Os gases comumente contidos nos aerossóis têm alguns problemas sérios:

• CFC (de CloroFluoroCarbono, Dicloro e Triclorofluoroetano; comercializados sob as marcas registradas FREON e FRIGEN)

1974: Teoria de Rowland-Molina de que os radicais clorados atacam e destroem a camada de ozônio que protege o planeta da radiação UV.

1985: Medição britânica no Polo Sul determina o tamanho do “buraco” na camada de ozônio.

1987: Protocolo de Montreal (internacional) determina a suspensão gradativa da produção de CFCs e sua substituição. Determina também a total descontinuação da produção de compostos que podem agredir a camada de ozônio até 2030.

1995: Resolução CONAMA (Brasil) – Proibido o uso de CFC em aerossol, no território nacional.

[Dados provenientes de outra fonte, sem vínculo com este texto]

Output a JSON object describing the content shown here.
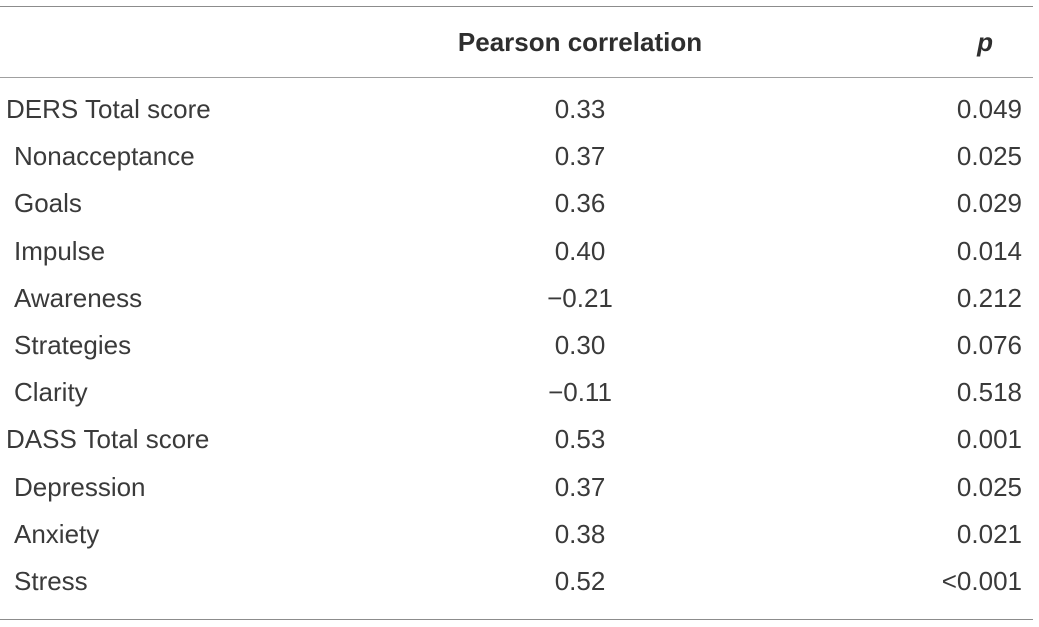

• VOC (do inglês Volatile Organic Compounds)

São os chamados Compostos Orgânicos Voláteis. Trata-se de uma das substâncias mais tóxicas presentes em diversos tipos de materiais sintéticos ou naturais de nosso cotidiano. Caracterizam-se por possuírem alta pressão de vapor, o que faz com que se transformem em gás ao entrar em contato com a atmosfera através de um processo conhecido como fotorreação.

Há tendência de regulamentação para diminuição da presença de solventes orgânicos (inclusive butano/propano), nas formulações de aerossóis, com aumento substancial do uso de água e propelentes alternativos miscíveis nestas condições.

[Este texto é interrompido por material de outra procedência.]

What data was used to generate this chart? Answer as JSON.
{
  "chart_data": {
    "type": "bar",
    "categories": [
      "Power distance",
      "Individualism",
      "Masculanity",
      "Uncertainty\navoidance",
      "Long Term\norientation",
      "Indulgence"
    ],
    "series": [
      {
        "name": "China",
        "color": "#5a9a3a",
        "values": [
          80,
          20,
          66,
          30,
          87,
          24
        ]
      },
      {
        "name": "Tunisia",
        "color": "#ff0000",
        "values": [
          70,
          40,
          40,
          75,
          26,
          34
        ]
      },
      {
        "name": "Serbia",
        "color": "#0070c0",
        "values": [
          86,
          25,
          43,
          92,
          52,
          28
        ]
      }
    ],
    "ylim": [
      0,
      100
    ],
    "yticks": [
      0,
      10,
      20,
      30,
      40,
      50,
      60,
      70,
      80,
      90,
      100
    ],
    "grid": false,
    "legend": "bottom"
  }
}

• PROCs (do inglês Photochemically Reactive Organic Compounds)

São os compostos orgânicos reativos fotoquimicamente; gerando “pocp: photochemical ozone creation potencial”. Há a preocupação de que podem ocasionar um incremento na concentração de ozônio, na troposfera e aumentar o “smog” fotoquímico, um tipo de poluição que é desencadeada pela luz solar e que gera ozônio como produto, impactando sobretudo no aquecimento global.

Problemas dos tensoativos

Tensoativos ou surfactantes são moléculas que apresentam tanto uma porção apolar quanto uma porção polar e que provocam grandes danos ecológicos, principalmente em ambientes aquáticos já que são resistentes à biodegradação. Devido à porção lipofílica (apolar), esses compostos são capazes de interagir com a membrana de bactérias, causando o efeito bactericida, o que prejudica importantes processos biológicos associados ao equilíbrio do ecossistema aquático. O tensoativo também promove alterações na estrutura das mitocôndrias e na fosforilação oxidativa, inibindo a síntese de DNA e modificando a permeabilidade da membrana ao potássio.

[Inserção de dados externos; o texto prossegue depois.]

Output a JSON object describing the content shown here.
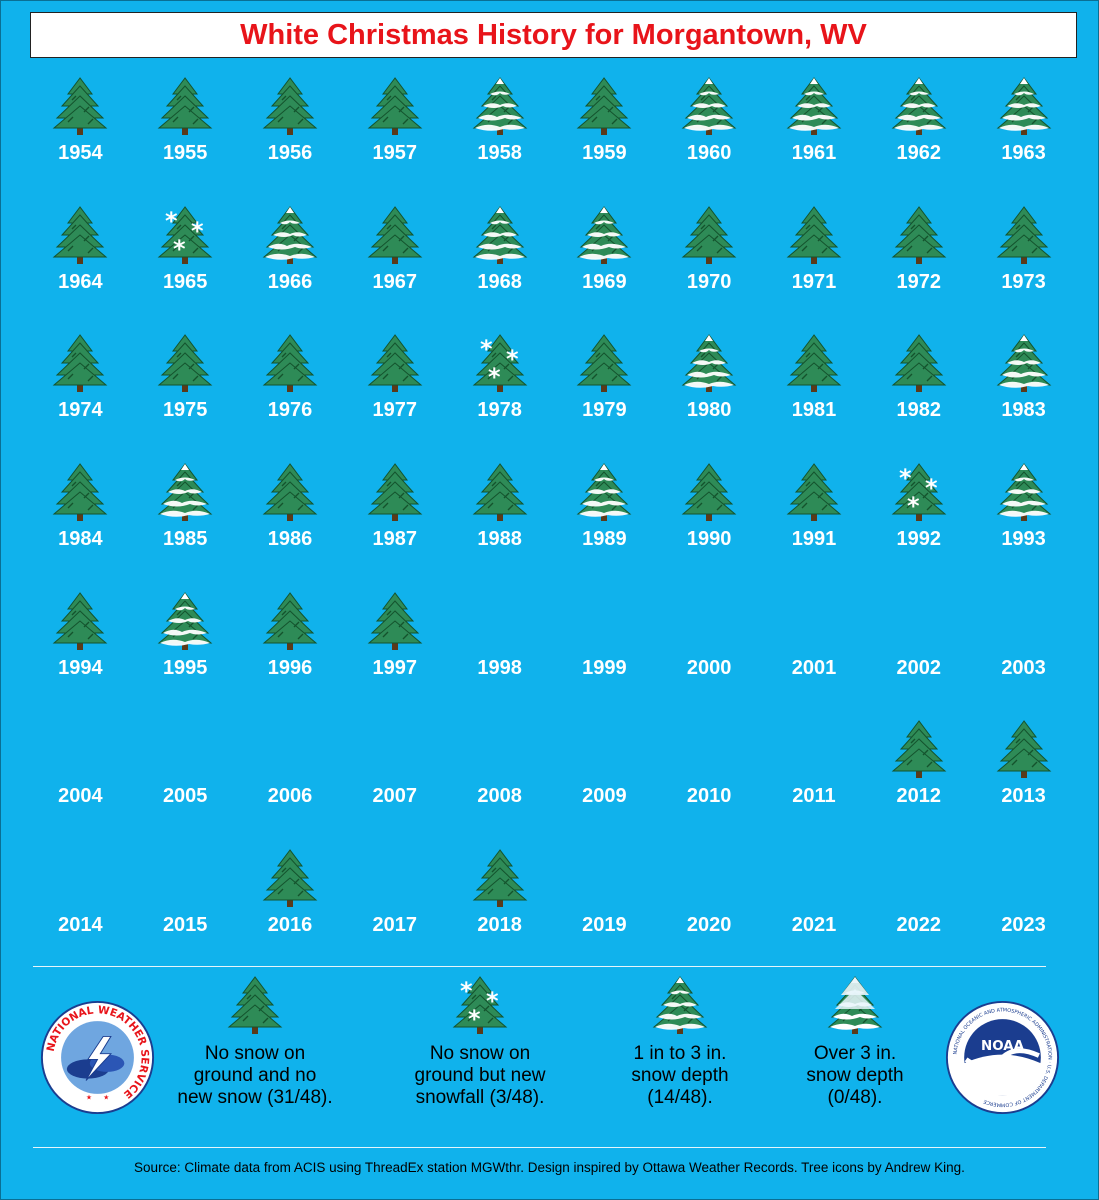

Devido às suas propriedades, a produção de tensoativos, bem como o seu uso residencial e industrial, vem aumentando expressivamente. Atualmente, a maior parte dos tensoativos utilizados tem origem sintética, derivados do petróleo e, após o uso, esses surfactantes são, na maioria das vezes, descartados na superfície da água. O acúmulo dessa matéria-prima no ambiente afeta seriamente o ecossistema, causando inclusive toxicidade aos mamíferos e bactérias.

Problema das espumas

A espuma formada em rios pela presença dos tensoativos é um fato preocupante. Através dela, poluentes tóxicos, impurezas e vírus são disseminados pelo vento a grandes distâncias. Além disso, ocorre a formação de uma película isolante na superfície da água, diminuindo a troca gasosa com a atmosfera e interferindo na qualidade da água.

Alternativa sustentável

Diante da gravidade de todos esses problemas, a busca por processos e produtos alternativos é de extrema importância. Atualmente uma prática adotada por algumas pessoas tem apontado como excelente alternativa aos cremes ou espumas de barbear: trata-se do uso dos óleos vegetais, tais como o de semente de uva, por exemplo, entre tantos outros. Quando usado durante a sauna ou sob o vapor d’água do chuveiro, por exemplo, seu efeito é potencializado, já que com a abertura dos poros ocasionada pelo calor, o óleo é capaz de penetrar na pele e nutri-la com suas vitaminas e outros diversos componentes benéficos.

Eles possuem a vantagem de proporcionar um verdadeiro tratamento de beleza, além de ótimos resultados quando utilizados como pré-barba. Mas é preciso estar atento se o seu processo de obtenção é por meio da prensagem a frio, como relatado aqui, e livre de parabenos. Saiba onde comprar óleos vegetais obtidos por esse método mais natural aqui.

Dessa forma, você consegue manter sua rotina diária de cuidados com a pele durante o processo de barbear de forma sustentável e menos agressiva ao seu próprio corpo e ao meio ambiente.